Połowa wakacji za nami. Czas na bilans!
W naszej szerokości geograficznej przez ponad połowę roku pada deszcz lub śnieg, dlatego tak kochamy lato i chcemy w wakacje spędzić jak najwięcej czasu poza domem. Jednak choć tak bardzo czekamy na ten okres, jest on drugim, zaraz po świętach Bożego Narodzenia, najbardziej stresującym w roku..
Często już na długo przed wakacjami planujemy swój idealny, wymarzony urlop. Im bardziej jednak zbliża się okres wypoczynku, tym bardziej zaczynamy się niepokoić – przede wszystkim, jeśli nie mamy jeszcze zamówionego wyjazdu. Ale nawet kiedy bilety czekają już przygotowane w szufladzie, mamy przed sobą jeszcze pakowanie! Zaczyna się też pogoń za zakupami potrzebnych drobiazgów. Może przyda się coś na przegryzkę, a może brakuje nam kąpielówek czy kremu do opalania. Lista wydłuża się, jeśli na wakacje jedziemy z rodziną. Sytuacja ta bardzo przypomina okres przed Wigilią.

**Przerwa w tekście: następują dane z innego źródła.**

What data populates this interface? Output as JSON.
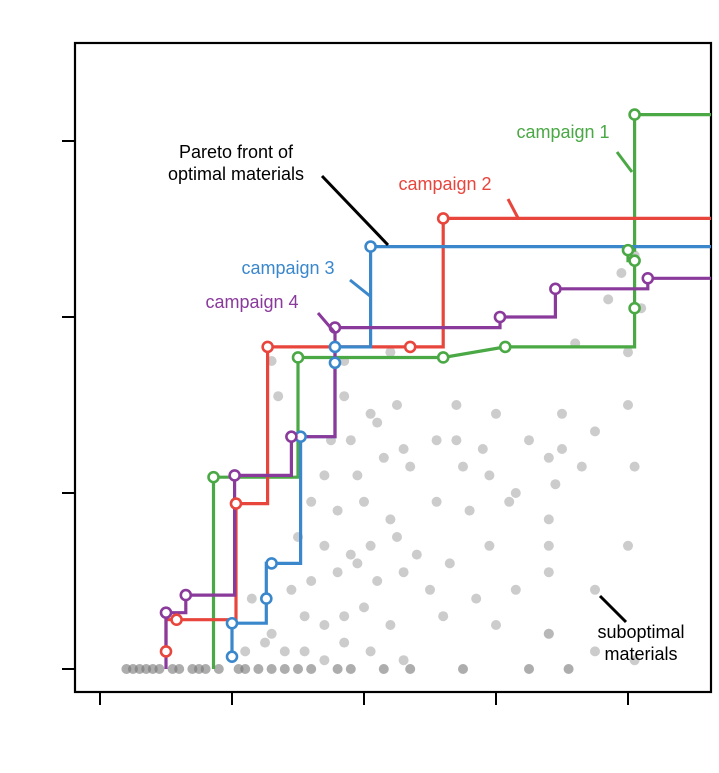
{
  "chart_data": {
    "type": "line",
    "title": "",
    "xlabel": "",
    "ylabel": "",
    "xlim": [
      -1.0,
      4.5
    ],
    "ylim": [
      -0.12,
      3.55
    ],
    "xticks": [
      -1,
      0,
      1,
      2,
      3
    ],
    "yticks": [
      0,
      1,
      2,
      3
    ],
    "tick_labels_visible": false,
    "grid": false,
    "legend": "none (direct labels)",
    "series": [
      {
        "name": "campaign 1",
        "color": "#4aa845",
        "points": [
          [
            -0.14,
            0.0
          ],
          [
            -0.14,
            1.09
          ],
          [
            0.5,
            1.09
          ],
          [
            0.5,
            1.77
          ],
          [
            1.6,
            1.77
          ],
          [
            2.07,
            1.83
          ],
          [
            3.05,
            1.83
          ],
          [
            3.05,
            2.05
          ],
          [
            3.05,
            2.32
          ],
          [
            3.05,
            2.32
          ],
          [
            3.0,
            2.32
          ],
          [
            3.0,
            2.38
          ],
          [
            3.05,
            2.38
          ],
          [
            3.05,
            3.15
          ],
          [
            4.5,
            3.15
          ]
        ],
        "markers": [
          [
            -0.14,
            1.09
          ],
          [
            0.5,
            1.77
          ],
          [
            1.6,
            1.77
          ],
          [
            2.07,
            1.83
          ],
          [
            3.05,
            2.05
          ],
          [
            3.05,
            2.32
          ],
          [
            3.0,
            2.38
          ],
          [
            3.05,
            3.15
          ]
        ],
        "step_points": [
          [
            -0.14,
            1.09
          ],
          [
            0.5,
            1.77
          ],
          [
            1.6,
            1.77
          ],
          [
            2.07,
            1.83
          ],
          [
            3.05,
            2.05
          ],
          [
            3.05,
            2.32
          ],
          [
            3.0,
            2.38
          ],
          [
            3.05,
            3.15
          ]
        ]
      },
      {
        "name": "campaign 2",
        "color": "#e8453c",
        "points": [
          [
            -0.5,
            0.1
          ],
          [
            -0.5,
            0.28
          ],
          [
            -0.42,
            0.28
          ],
          [
            0.03,
            0.28
          ],
          [
            0.03,
            0.94
          ],
          [
            0.27,
            0.94
          ],
          [
            0.27,
            1.83
          ],
          [
            1.6,
            1.83
          ],
          [
            1.6,
            2.56
          ],
          [
            4.5,
            2.56
          ]
        ],
        "markers": [
          [
            -0.5,
            0.1
          ],
          [
            -0.42,
            0.28
          ],
          [
            0.03,
            0.94
          ],
          [
            0.27,
            1.83
          ],
          [
            1.35,
            1.83
          ],
          [
            1.6,
            2.56
          ]
        ],
        "step_points": [
          [
            -0.5,
            0.1
          ],
          [
            -0.42,
            0.28
          ],
          [
            0.03,
            0.94
          ],
          [
            0.27,
            1.83
          ],
          [
            1.35,
            1.83
          ],
          [
            1.6,
            2.56
          ]
        ]
      },
      {
        "name": "campaign 3",
        "color": "#3a87cc",
        "points": [
          [
            0.0,
            0.07
          ],
          [
            0.0,
            0.26
          ],
          [
            0.26,
            0.26
          ],
          [
            0.26,
            0.6
          ],
          [
            0.52,
            0.6
          ],
          [
            0.52,
            1.32
          ],
          [
            0.78,
            1.32
          ],
          [
            0.78,
            1.74
          ],
          [
            0.78,
            1.83
          ],
          [
            1.05,
            1.83
          ],
          [
            1.05,
            2.4
          ],
          [
            4.5,
            2.4
          ]
        ],
        "markers": [
          [
            0.0,
            0.07
          ],
          [
            0.0,
            0.26
          ],
          [
            0.26,
            0.4
          ],
          [
            0.3,
            0.6
          ],
          [
            0.52,
            1.32
          ],
          [
            0.78,
            1.74
          ],
          [
            0.78,
            1.83
          ],
          [
            1.05,
            2.4
          ]
        ],
        "step_points": [
          [
            0.0,
            0.07
          ],
          [
            0.0,
            0.26
          ],
          [
            0.26,
            0.4
          ],
          [
            0.3,
            0.6
          ],
          [
            0.52,
            1.32
          ],
          [
            0.78,
            1.74
          ],
          [
            0.78,
            1.83
          ],
          [
            1.05,
            2.4
          ]
        ]
      },
      {
        "name": "campaign 4",
        "color": "#8a3a9b",
        "points": [
          [
            -0.5,
            0.0
          ],
          [
            -0.5,
            0.32
          ],
          [
            -0.35,
            0.32
          ],
          [
            -0.35,
            0.42
          ],
          [
            0.02,
            0.42
          ],
          [
            0.02,
            1.1
          ],
          [
            0.45,
            1.1
          ],
          [
            0.45,
            1.32
          ],
          [
            0.78,
            1.32
          ],
          [
            0.78,
            1.94
          ],
          [
            2.03,
            1.94
          ],
          [
            2.03,
            2.0
          ],
          [
            2.45,
            2.0
          ],
          [
            2.45,
            2.16
          ],
          [
            3.15,
            2.16
          ],
          [
            3.15,
            2.22
          ],
          [
            4.5,
            2.22
          ]
        ],
        "markers": [
          [
            -0.5,
            0.32
          ],
          [
            -0.35,
            0.42
          ],
          [
            0.02,
            1.1
          ],
          [
            0.45,
            1.32
          ],
          [
            0.78,
            1.94
          ],
          [
            2.03,
            2.0
          ],
          [
            2.45,
            2.16
          ],
          [
            3.15,
            2.22
          ]
        ],
        "step_points": [
          [
            -0.5,
            0.32
          ],
          [
            -0.35,
            0.42
          ],
          [
            0.02,
            1.1
          ],
          [
            0.45,
            1.32
          ],
          [
            0.78,
            1.94
          ],
          [
            2.03,
            2.0
          ],
          [
            2.45,
            2.16
          ],
          [
            3.15,
            2.22
          ]
        ]
      }
    ],
    "scatter_background": {
      "name": "suboptimal materials",
      "color": "#aaaaaa",
      "points": [
        [
          -0.8,
          0
        ],
        [
          -0.75,
          0
        ],
        [
          -0.7,
          0
        ],
        [
          -0.65,
          0
        ],
        [
          -0.6,
          0
        ],
        [
          -0.55,
          0
        ],
        [
          -0.45,
          0
        ],
        [
          -0.4,
          0
        ],
        [
          -0.3,
          0
        ],
        [
          -0.25,
          0
        ],
        [
          -0.2,
          0
        ],
        [
          -0.1,
          0
        ],
        [
          0.05,
          0
        ],
        [
          0.1,
          0
        ],
        [
          0.2,
          0
        ],
        [
          0.3,
          0
        ],
        [
          0.4,
          0
        ],
        [
          0.5,
          0
        ],
        [
          0.6,
          0
        ],
        [
          0.8,
          0
        ],
        [
          0.9,
          0
        ],
        [
          1.15,
          0
        ],
        [
          1.35,
          0
        ],
        [
          1.75,
          0
        ],
        [
          2.25,
          0
        ],
        [
          2.55,
          0
        ],
        [
          0.1,
          0.1
        ],
        [
          0.25,
          0.15
        ],
        [
          0.4,
          0.1
        ],
        [
          0.55,
          0.1
        ],
        [
          0.7,
          0.05
        ],
        [
          0.85,
          0.15
        ],
        [
          1.05,
          0.1
        ],
        [
          1.3,
          0.05
        ],
        [
          2.4,
          0.2
        ],
        [
          3.05,
          0.05
        ],
        [
          0.3,
          0.2
        ],
        [
          0.55,
          0.3
        ],
        [
          0.7,
          0.25
        ],
        [
          0.85,
          0.3
        ],
        [
          1.0,
          0.35
        ],
        [
          1.2,
          0.25
        ],
        [
          1.6,
          0.3
        ],
        [
          2.0,
          0.25
        ],
        [
          2.4,
          0.2
        ],
        [
          2.75,
          0.1
        ],
        [
          0.15,
          0.4
        ],
        [
          0.45,
          0.45
        ],
        [
          0.6,
          0.5
        ],
        [
          0.8,
          0.55
        ],
        [
          0.95,
          0.6
        ],
        [
          1.1,
          0.5
        ],
        [
          1.3,
          0.55
        ],
        [
          1.5,
          0.45
        ],
        [
          1.85,
          0.4
        ],
        [
          2.15,
          0.45
        ],
        [
          2.4,
          0.55
        ],
        [
          2.75,
          0.45
        ],
        [
          0.5,
          0.75
        ],
        [
          0.7,
          0.7
        ],
        [
          0.9,
          0.65
        ],
        [
          1.05,
          0.7
        ],
        [
          1.25,
          0.75
        ],
        [
          1.4,
          0.65
        ],
        [
          1.65,
          0.6
        ],
        [
          1.95,
          0.7
        ],
        [
          2.4,
          0.7
        ],
        [
          3.0,
          0.7
        ],
        [
          0.6,
          0.95
        ],
        [
          0.8,
          0.9
        ],
        [
          1.0,
          0.95
        ],
        [
          1.2,
          0.85
        ],
        [
          1.55,
          0.95
        ],
        [
          1.8,
          0.9
        ],
        [
          2.1,
          0.95
        ],
        [
          2.4,
          0.85
        ],
        [
          2.45,
          1.05
        ],
        [
          0.7,
          1.1
        ],
        [
          0.95,
          1.1
        ],
        [
          1.15,
          1.2
        ],
        [
          1.35,
          1.15
        ],
        [
          1.75,
          1.15
        ],
        [
          1.95,
          1.1
        ],
        [
          2.15,
          1.0
        ],
        [
          2.4,
          1.2
        ],
        [
          2.65,
          1.15
        ],
        [
          3.05,
          1.15
        ],
        [
          0.75,
          1.3
        ],
        [
          0.9,
          1.3
        ],
        [
          1.1,
          1.4
        ],
        [
          1.3,
          1.25
        ],
        [
          1.55,
          1.3
        ],
        [
          1.7,
          1.3
        ],
        [
          1.9,
          1.25
        ],
        [
          2.25,
          1.3
        ],
        [
          2.5,
          1.25
        ],
        [
          2.75,
          1.35
        ],
        [
          0.35,
          1.55
        ],
        [
          0.85,
          1.55
        ],
        [
          1.05,
          1.45
        ],
        [
          1.25,
          1.5
        ],
        [
          1.7,
          1.5
        ],
        [
          2.0,
          1.45
        ],
        [
          2.5,
          1.45
        ],
        [
          3.0,
          1.5
        ],
        [
          0.3,
          1.75
        ],
        [
          0.85,
          1.75
        ],
        [
          1.2,
          1.8
        ],
        [
          2.6,
          1.85
        ],
        [
          3.0,
          1.8
        ],
        [
          3.1,
          2.05
        ],
        [
          2.85,
          2.1
        ],
        [
          2.95,
          2.25
        ],
        [
          3.05,
          2.35
        ]
      ]
    },
    "annotations": [
      {
        "text": "Pareto front of\noptimal materials",
        "points_to": [
          1.05,
          2.4
        ]
      },
      {
        "text": "campaign 1",
        "points_to": [
          3.05,
          2.85
        ]
      },
      {
        "text": "campaign 2",
        "points_to": [
          2.2,
          2.56
        ]
      },
      {
        "text": "campaign 3",
        "points_to": [
          1.05,
          2.15
        ]
      },
      {
        "text": "campaign 4",
        "points_to": [
          0.78,
          1.94
        ]
      },
      {
        "text": "suboptimal\nmaterials",
        "points_to": [
          2.8,
          0.45
        ]
      }
    ]
  }
}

Nie dźwigaj stresu na barkach
Większość z nas nie uświadamia sobie, że nasz stan psychiczny oddziałuje bezpośrednio na nasze ciało.

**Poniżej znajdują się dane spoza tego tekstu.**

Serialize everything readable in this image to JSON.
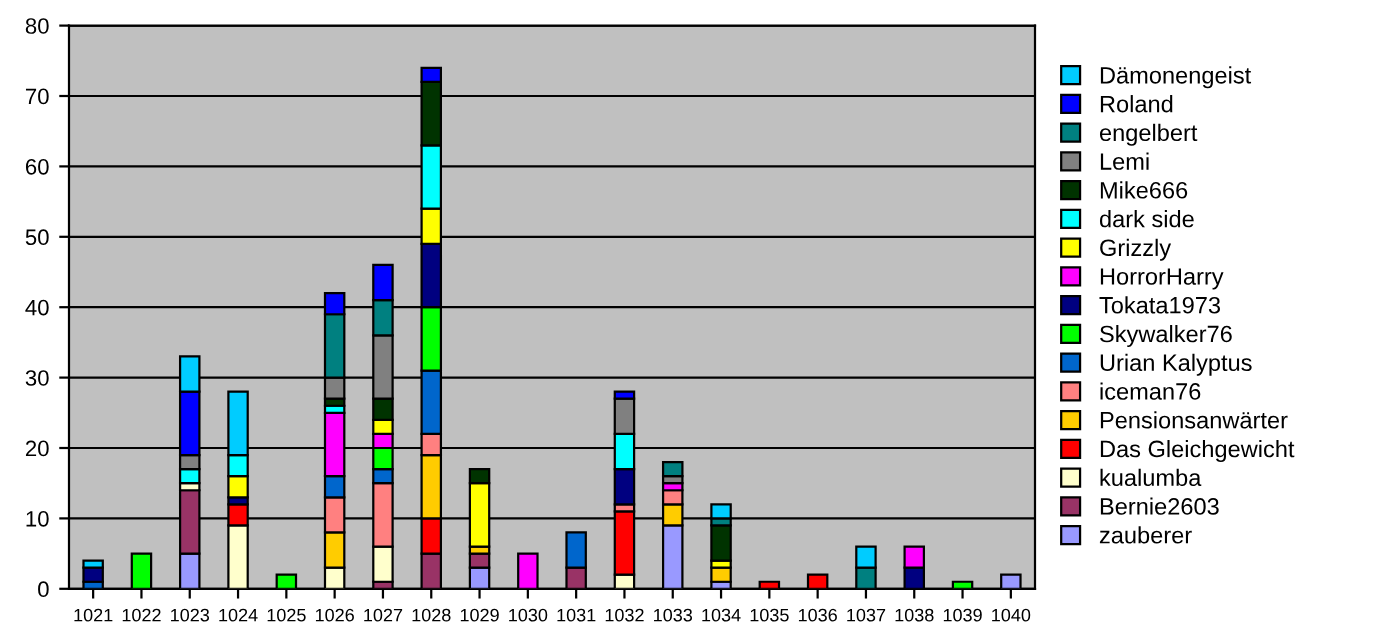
{
  "chart_data": {
    "type": "bar",
    "stacked": true,
    "categories": [
      "1021",
      "1022",
      "1023",
      "1024",
      "1025",
      "1026",
      "1027",
      "1028",
      "1029",
      "1030",
      "1031",
      "1032",
      "1033",
      "1034",
      "1035",
      "1036",
      "1037",
      "1038",
      "1039",
      "1040"
    ],
    "ylim": [
      0,
      80
    ],
    "yticks": [
      0,
      10,
      20,
      30,
      40,
      50,
      60,
      70,
      80
    ],
    "grid": "y",
    "legend": "right",
    "series": [
      {
        "name": "zauberer",
        "color": "#9999ff",
        "values": [
          null,
          null,
          5,
          null,
          null,
          null,
          null,
          null,
          3,
          null,
          null,
          null,
          9,
          1,
          null,
          null,
          null,
          null,
          null,
          2
        ]
      },
      {
        "name": "Bernie2603",
        "color": "#993366",
        "values": [
          null,
          null,
          9,
          null,
          null,
          null,
          1,
          5,
          2,
          null,
          3,
          null,
          null,
          null,
          null,
          null,
          null,
          null,
          null,
          null
        ]
      },
      {
        "name": "kualumba",
        "color": "#ffffcc",
        "values": [
          null,
          null,
          1,
          9,
          null,
          3,
          5,
          null,
          null,
          null,
          null,
          2,
          null,
          null,
          null,
          null,
          null,
          null,
          null,
          null
        ]
      },
      {
        "name": "Das Gleichgewicht",
        "color": "#ff0000",
        "values": [
          null,
          null,
          null,
          3,
          null,
          null,
          null,
          5,
          null,
          null,
          null,
          9,
          null,
          null,
          1,
          2,
          null,
          null,
          null,
          null
        ]
      },
      {
        "name": "Pensionsanwärter",
        "color": "#ffcc00",
        "values": [
          null,
          null,
          null,
          null,
          null,
          5,
          null,
          9,
          1,
          null,
          null,
          null,
          3,
          2,
          null,
          null,
          null,
          null,
          null,
          null
        ]
      },
      {
        "name": "iceman76",
        "color": "#ff8080",
        "values": [
          null,
          null,
          null,
          null,
          null,
          5,
          9,
          3,
          null,
          null,
          null,
          1,
          2,
          null,
          null,
          null,
          null,
          null,
          null,
          null
        ]
      },
      {
        "name": "Urian Kalyptus",
        "color": "#0066cc",
        "values": [
          1,
          null,
          null,
          null,
          null,
          3,
          2,
          9,
          null,
          null,
          5,
          null,
          null,
          null,
          null,
          null,
          null,
          null,
          null,
          null
        ]
      },
      {
        "name": "Skywalker76",
        "color": "#00ff00",
        "values": [
          null,
          5,
          null,
          null,
          2,
          null,
          3,
          9,
          null,
          null,
          null,
          null,
          null,
          null,
          null,
          null,
          null,
          null,
          1,
          null
        ]
      },
      {
        "name": "Tokata1973",
        "color": "#000080",
        "values": [
          2,
          null,
          null,
          1,
          null,
          null,
          null,
          9,
          null,
          null,
          null,
          5,
          null,
          null,
          null,
          null,
          null,
          3,
          null,
          null
        ]
      },
      {
        "name": "HorrorHarry",
        "color": "#ff00ff",
        "values": [
          null,
          null,
          null,
          null,
          null,
          9,
          2,
          null,
          null,
          5,
          null,
          null,
          1,
          null,
          null,
          null,
          null,
          3,
          null,
          null
        ]
      },
      {
        "name": "Grizzly",
        "color": "#ffff00",
        "values": [
          null,
          null,
          null,
          3,
          null,
          null,
          2,
          5,
          9,
          null,
          null,
          null,
          null,
          1,
          null,
          null,
          null,
          null,
          null,
          null
        ]
      },
      {
        "name": "dark side",
        "color": "#00ffff",
        "values": [
          null,
          null,
          2,
          3,
          null,
          1,
          null,
          9,
          null,
          null,
          null,
          5,
          null,
          null,
          null,
          null,
          null,
          null,
          null,
          null
        ]
      },
      {
        "name": "Mike666",
        "color": "#003300",
        "values": [
          null,
          null,
          null,
          null,
          null,
          1,
          3,
          9,
          2,
          null,
          null,
          null,
          null,
          5,
          null,
          null,
          null,
          null,
          null,
          null
        ]
      },
      {
        "name": "Lemi",
        "color": "#808080",
        "values": [
          null,
          null,
          2,
          null,
          null,
          3,
          9,
          null,
          null,
          null,
          null,
          5,
          1,
          null,
          null,
          null,
          null,
          null,
          null,
          null
        ]
      },
      {
        "name": "engelbert",
        "color": "#008080",
        "values": [
          null,
          null,
          null,
          null,
          null,
          9,
          5,
          null,
          null,
          null,
          null,
          null,
          2,
          1,
          null,
          null,
          3,
          null,
          null,
          null
        ]
      },
      {
        "name": "Roland",
        "color": "#0000ff",
        "values": [
          null,
          null,
          9,
          null,
          null,
          3,
          5,
          2,
          null,
          null,
          null,
          1,
          null,
          null,
          null,
          null,
          null,
          null,
          null,
          null
        ]
      },
      {
        "name": "Dämonengeist",
        "color": "#00ccff",
        "values": [
          1,
          null,
          5,
          9,
          null,
          null,
          null,
          null,
          null,
          null,
          null,
          null,
          null,
          2,
          null,
          null,
          3,
          null,
          null,
          null
        ]
      }
    ]
  }
}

– Mówi się, że stres siedzi nam na barkach i jest to bliskie prawdy. Wszystkie nasze przeżycia bez wyjątku zapisują się w naszych mięśniach. Dlatego, kiedy jesteśmy pod wpływem stresu, twardnieje nam górna część barków. Odblokowywanie takich zaburzeń ruchu, którym zajmują się kinezjolodzy, ma głęboki wpływ również na naszą psychikę – mówi fizjoterapeuta Paweł Palarczyk.
Eksperci radzą, by zamiast odreagowywać niezadowolenie na bliskich lub kolegów w pracy, wziąć sprawy w swoje ręce i samemu się zrelaksować i wyluzować. Dzięki temu sięgać po pigułki czy chodzić do terapeutów, będziemy mogli cieszyć się z życia i robić to, co lubimy.

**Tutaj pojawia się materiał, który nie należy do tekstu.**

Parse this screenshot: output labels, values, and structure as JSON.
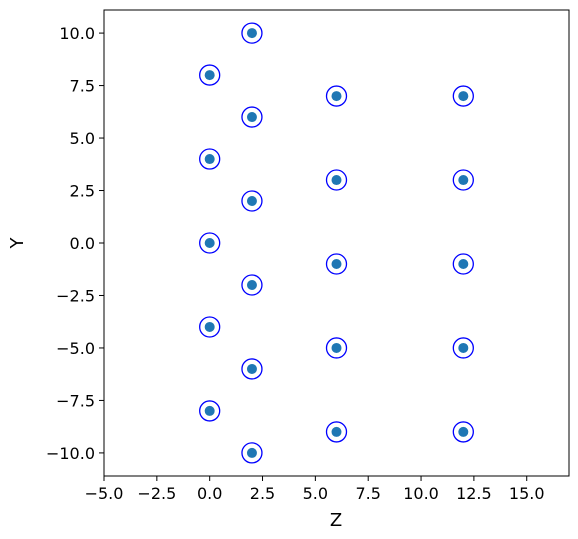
{
  "chart_data": {
    "type": "scatter",
    "title": "",
    "xlabel": "Z",
    "ylabel": "Y",
    "xlim": [
      -5.0,
      17.0
    ],
    "ylim": [
      -11.1,
      11.1
    ],
    "xticks": [
      -5.0,
      -2.5,
      0.0,
      2.5,
      5.0,
      7.5,
      10.0,
      12.5,
      15.0
    ],
    "xtick_labels": [
      "−5.0",
      "−2.5",
      "0.0",
      "2.5",
      "5.0",
      "7.5",
      "10.0",
      "12.5",
      "15.0"
    ],
    "yticks": [
      10.0,
      7.5,
      5.0,
      2.5,
      0.0,
      -2.5,
      -5.0,
      -7.5,
      -10.0
    ],
    "ytick_labels": [
      "10.0",
      "7.5",
      "5.0",
      "2.5",
      "0.0",
      "−2.5",
      "−5.0",
      "−7.5",
      "−10.0"
    ],
    "grid": false,
    "series": [
      {
        "marker": "filled-dot",
        "color": "#1f77b4",
        "points": [
          {
            "x": 2,
            "y": 10
          },
          {
            "x": 0,
            "y": 8
          },
          {
            "x": 6,
            "y": 7
          },
          {
            "x": 12,
            "y": 7
          },
          {
            "x": 2,
            "y": 6
          },
          {
            "x": 0,
            "y": 4
          },
          {
            "x": 6,
            "y": 3
          },
          {
            "x": 12,
            "y": 3
          },
          {
            "x": 2,
            "y": 2
          },
          {
            "x": 0,
            "y": 0
          },
          {
            "x": 6,
            "y": -1
          },
          {
            "x": 12,
            "y": -1
          },
          {
            "x": 2,
            "y": -2
          },
          {
            "x": 0,
            "y": -4
          },
          {
            "x": 6,
            "y": -5
          },
          {
            "x": 12,
            "y": -5
          },
          {
            "x": 2,
            "y": -6
          },
          {
            "x": 0,
            "y": -8
          },
          {
            "x": 6,
            "y": -9
          },
          {
            "x": 12,
            "y": -9
          },
          {
            "x": 2,
            "y": -10
          }
        ]
      },
      {
        "marker": "open-circle",
        "color": "#0000ff",
        "points": [
          {
            "x": 2,
            "y": 10
          },
          {
            "x": 0,
            "y": 8
          },
          {
            "x": 6,
            "y": 7
          },
          {
            "x": 12,
            "y": 7
          },
          {
            "x": 2,
            "y": 6
          },
          {
            "x": 0,
            "y": 4
          },
          {
            "x": 6,
            "y": 3
          },
          {
            "x": 12,
            "y": 3
          },
          {
            "x": 2,
            "y": 2
          },
          {
            "x": 0,
            "y": 0
          },
          {
            "x": 6,
            "y": -1
          },
          {
            "x": 12,
            "y": -1
          },
          {
            "x": 2,
            "y": -2
          },
          {
            "x": 0,
            "y": -4
          },
          {
            "x": 6,
            "y": -5
          },
          {
            "x": 12,
            "y": -5
          },
          {
            "x": 2,
            "y": -6
          },
          {
            "x": 0,
            "y": -8
          },
          {
            "x": 6,
            "y": -9
          },
          {
            "x": 12,
            "y": -9
          },
          {
            "x": 2,
            "y": -10
          }
        ]
      }
    ]
  }
}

– Wystarczy popatrzeć na nasze życia z trochę szerszej perspektywy, kompleksowo i holistycznie. Nie tylko sport, ale też wypoczynek i relaks naszego umysłu składa się na nasze zdrowie i zadowolenie z życia. Jedną z metod, która ma wpływ na wszystkie poziomy naszego życia, jest np. joga, ale każdy powinien wybrać swój sposób na życie, według swoich upodobań i potrzeb. Słuchajcie intuicji – radzi dr Nida Chenadgsang, założyciel Akademii Tradycyjnej Medycyny Tybetańskiej.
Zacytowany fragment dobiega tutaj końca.